The $127 million settlement involves 46 states and the District of Columbia, LPS said today in a statement. The settlement also will require LPS to reform practices and correct faulty foreclosure paperwork, Illinois Attorney General Lisa Madigan said in a separate statement.
“LPS and its subsidiaries became a sort of document factory, literally rubber stamping thousands of foreclosures with no regard to fairness and accuracy in the process,” Madigan said.
State attorneys general came together in 2010 to investigate claims of improper foreclosure practices by mortgage servicers, including robosigning, in which people rapidly signed documents without verifying facts. Five mortgage servicers, including JPMorgan Chase & Co. (JPM) and Bank of America Corp., last year reached a $25 billion settlement with 49 states and the federal government.

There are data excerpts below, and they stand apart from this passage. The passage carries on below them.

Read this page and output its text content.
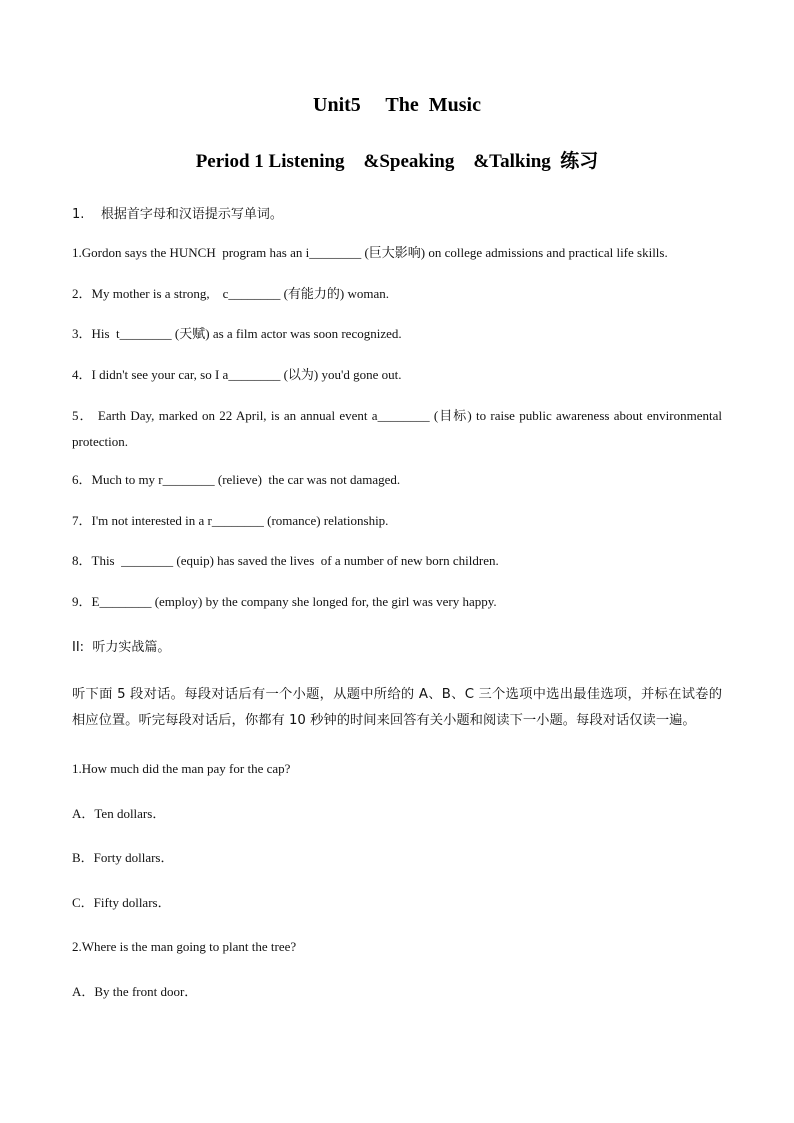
Unit5     The  Music
Period 1 Listening    &Speaking    &Talking  练习
1.    根据首字母和汉语提示写单词。
1.Gordon says the HUNCH  program has an i________ (巨大影响) on college admissions and practical life skills.
2．My mother is a strong,    c________ (有能力的) woman.
3．His  t________ (天赋) as a film actor was soon recognized.
4．I didn't see your car, so I a________ (以为) you'd gone out.
5． Earth Day, marked on 22 April, is an annual event a________ (目标) to raise public awareness about environmental protection.
6．Much to my r________ (relieve)  the car was not damaged.
7．I'm not interested in a r________ (romance) relationship.
8．This  ________ (equip) has saved the lives  of a number of new born children.
9．E________ (employ) by the company she longed for, the girl was very happy.
II:  听力实战篇。
听下面 5 段对话。每段对话后有一个小题，从题中所给的 A、B、C 三个选项中选出最佳选项，并标在试卷的相应位置。听完每段对话后，你都有 10 秒钟的时间来回答有关小题和阅读下一小题。每段对话仅读一遍。
1.How much did the man pay for the cap?
A．Ten dollars．
B．Forty dollars．
C．Fifty dollars．
2.Where is the man going to plant the tree?
A．By the front door．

“This settlement reflects the efforts of the states to work together to remedy the widespread abuses occurring in the residential mortgage industry in the past few years,” Florida Attorney General Pam Bondi said in a statement.
LPS, based in Jacksonville, Florida, said the agreement resolves a probe into document preparation, verification, signing and notarization practices. The company’s shares rose 7.5 percent to $24.08 at 2:04 p.m. in New York.
LPS said it reached previous agreements with Missouri, Delaware and Colorado, leaving a complaint filed by Nevada as the only unresolved attorney general inquiry. LPS Chief Executive Officer Hugh Harris said the settlement is “another major step toward putting issues related to past business practices behind us.”
The states’ investigation found an LPS subsidiary engaged in “surrogate signing,” which is the signing of documents by an unauthorized person in the name of another and notarizing those documents as if they had been signed by the proper person, Madigan said.
New York Attorney General Eric Schneiderman said in a statement that the settlement will prohibit signatures by unauthorized people or those without first-hand knowledge of the facts attested to in foreclosure documents.